Squishy worms are usually pretty quiet creatures. The aquatic Leocratides kimuraorum worms found off the coast of Japan have soft bodies, but they carry a shockingly loud snap.
Researchers collected some specimens, brought them back to a lab and discovered just how much noise they can make when in combat with each other.
Marine biologist Ryutaro Goto at Kyoto University in Japan co-authored a paper on these unusual worms in the journal Current Biology. It has an eye-catching title: Remarkably loud snaps during mouth-fighting by a sponge-dwelling worm.
You can hear the worms for yourself in a video shared by Science Magazine. The two worms fight mouth-to-mouth and make a popping noise during the confrontation.

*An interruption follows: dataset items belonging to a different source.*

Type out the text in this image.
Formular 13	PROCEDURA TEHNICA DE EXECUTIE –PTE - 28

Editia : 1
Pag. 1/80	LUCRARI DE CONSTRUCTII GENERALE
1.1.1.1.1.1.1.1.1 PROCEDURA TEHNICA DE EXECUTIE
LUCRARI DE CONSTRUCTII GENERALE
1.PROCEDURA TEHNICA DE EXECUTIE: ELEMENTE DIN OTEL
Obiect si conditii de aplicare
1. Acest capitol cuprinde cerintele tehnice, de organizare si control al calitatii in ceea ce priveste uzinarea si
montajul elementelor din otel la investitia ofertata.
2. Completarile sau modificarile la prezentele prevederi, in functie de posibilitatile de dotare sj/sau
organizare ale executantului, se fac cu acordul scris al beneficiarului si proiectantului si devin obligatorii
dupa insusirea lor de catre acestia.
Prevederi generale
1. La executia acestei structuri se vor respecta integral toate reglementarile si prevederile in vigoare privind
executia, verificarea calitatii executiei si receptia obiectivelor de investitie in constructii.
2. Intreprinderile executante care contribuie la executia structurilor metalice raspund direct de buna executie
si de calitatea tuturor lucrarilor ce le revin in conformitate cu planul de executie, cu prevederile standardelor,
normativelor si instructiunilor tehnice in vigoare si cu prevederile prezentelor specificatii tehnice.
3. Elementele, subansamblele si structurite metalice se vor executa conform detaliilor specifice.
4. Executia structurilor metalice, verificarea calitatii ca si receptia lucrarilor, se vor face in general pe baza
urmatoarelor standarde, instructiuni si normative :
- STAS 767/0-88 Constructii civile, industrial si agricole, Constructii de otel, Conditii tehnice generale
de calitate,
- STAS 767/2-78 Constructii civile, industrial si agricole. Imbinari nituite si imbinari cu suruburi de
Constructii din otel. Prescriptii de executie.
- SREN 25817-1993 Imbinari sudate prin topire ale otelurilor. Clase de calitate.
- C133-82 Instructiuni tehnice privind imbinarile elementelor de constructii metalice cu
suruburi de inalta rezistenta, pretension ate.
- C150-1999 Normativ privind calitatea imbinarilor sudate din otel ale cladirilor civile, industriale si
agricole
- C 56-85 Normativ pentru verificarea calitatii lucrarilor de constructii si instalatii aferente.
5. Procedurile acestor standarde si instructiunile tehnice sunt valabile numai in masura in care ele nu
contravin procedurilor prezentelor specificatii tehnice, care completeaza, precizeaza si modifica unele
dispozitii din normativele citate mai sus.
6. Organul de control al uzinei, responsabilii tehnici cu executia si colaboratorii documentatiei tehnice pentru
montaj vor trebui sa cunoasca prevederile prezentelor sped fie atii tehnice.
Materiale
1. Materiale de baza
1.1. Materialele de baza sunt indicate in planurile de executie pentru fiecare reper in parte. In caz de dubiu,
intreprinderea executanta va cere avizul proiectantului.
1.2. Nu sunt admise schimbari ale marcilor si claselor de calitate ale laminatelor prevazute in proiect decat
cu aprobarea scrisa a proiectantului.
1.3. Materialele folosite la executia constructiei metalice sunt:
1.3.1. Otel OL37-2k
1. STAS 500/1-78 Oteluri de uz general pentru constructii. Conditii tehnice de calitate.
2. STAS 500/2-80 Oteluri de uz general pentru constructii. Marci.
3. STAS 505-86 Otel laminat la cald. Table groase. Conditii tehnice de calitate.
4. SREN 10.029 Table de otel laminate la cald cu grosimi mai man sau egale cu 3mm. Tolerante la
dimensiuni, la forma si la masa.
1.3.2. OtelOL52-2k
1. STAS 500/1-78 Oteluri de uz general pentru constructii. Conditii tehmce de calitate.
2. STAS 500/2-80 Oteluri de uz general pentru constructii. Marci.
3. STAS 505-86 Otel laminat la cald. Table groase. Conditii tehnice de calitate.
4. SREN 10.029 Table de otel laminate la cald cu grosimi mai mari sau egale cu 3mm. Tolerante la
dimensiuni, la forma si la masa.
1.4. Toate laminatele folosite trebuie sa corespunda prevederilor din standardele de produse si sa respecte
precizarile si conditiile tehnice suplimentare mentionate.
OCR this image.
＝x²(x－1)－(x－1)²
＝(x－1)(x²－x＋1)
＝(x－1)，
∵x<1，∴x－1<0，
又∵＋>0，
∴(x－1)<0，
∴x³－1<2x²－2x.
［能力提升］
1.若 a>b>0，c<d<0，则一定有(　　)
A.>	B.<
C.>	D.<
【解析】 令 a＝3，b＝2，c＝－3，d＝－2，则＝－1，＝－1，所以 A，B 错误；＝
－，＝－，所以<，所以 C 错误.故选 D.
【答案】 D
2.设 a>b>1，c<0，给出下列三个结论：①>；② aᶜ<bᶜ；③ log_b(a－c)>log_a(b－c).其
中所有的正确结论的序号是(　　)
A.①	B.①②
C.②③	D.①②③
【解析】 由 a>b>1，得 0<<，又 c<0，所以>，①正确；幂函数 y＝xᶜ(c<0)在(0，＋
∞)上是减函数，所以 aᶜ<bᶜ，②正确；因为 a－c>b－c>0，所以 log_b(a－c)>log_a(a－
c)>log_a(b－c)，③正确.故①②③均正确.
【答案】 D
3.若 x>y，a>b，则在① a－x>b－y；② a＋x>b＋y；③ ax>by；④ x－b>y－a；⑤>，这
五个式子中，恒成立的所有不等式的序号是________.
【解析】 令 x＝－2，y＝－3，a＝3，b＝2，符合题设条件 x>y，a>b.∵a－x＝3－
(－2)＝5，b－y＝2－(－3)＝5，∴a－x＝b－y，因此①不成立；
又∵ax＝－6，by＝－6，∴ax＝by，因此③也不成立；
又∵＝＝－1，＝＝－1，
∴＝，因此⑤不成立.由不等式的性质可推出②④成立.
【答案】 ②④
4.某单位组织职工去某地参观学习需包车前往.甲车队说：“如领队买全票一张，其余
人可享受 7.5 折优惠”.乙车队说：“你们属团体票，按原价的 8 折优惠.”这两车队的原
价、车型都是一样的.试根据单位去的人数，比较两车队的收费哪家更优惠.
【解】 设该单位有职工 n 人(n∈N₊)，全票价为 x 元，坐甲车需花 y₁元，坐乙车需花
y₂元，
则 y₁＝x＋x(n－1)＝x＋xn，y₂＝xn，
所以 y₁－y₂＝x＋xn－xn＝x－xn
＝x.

The scientists said the worm sounds are comparable to those made by snapping shrimps, "which are among the most intense biological sounds that have been measured in the sea." What's curious is how these soft worms are making such a big noise.
The researchers suggest the worms use a muscle contraction method, saying "this permits extremely rapid expansion of the pharynx within the worm's body during the strike, which yields an intense popping sound (likely via cavitation) and a rapid influx of water." Cavitation is the formation of a bubble, which is the same way snapping shrimp generate their loud sounds.
These worms and their underwater rumblings remain "an intriguing biomechanical puzzle that hints at a new type of extreme biology," the scientists said in the paper.
This is just one more reason why the ocean is a magical place.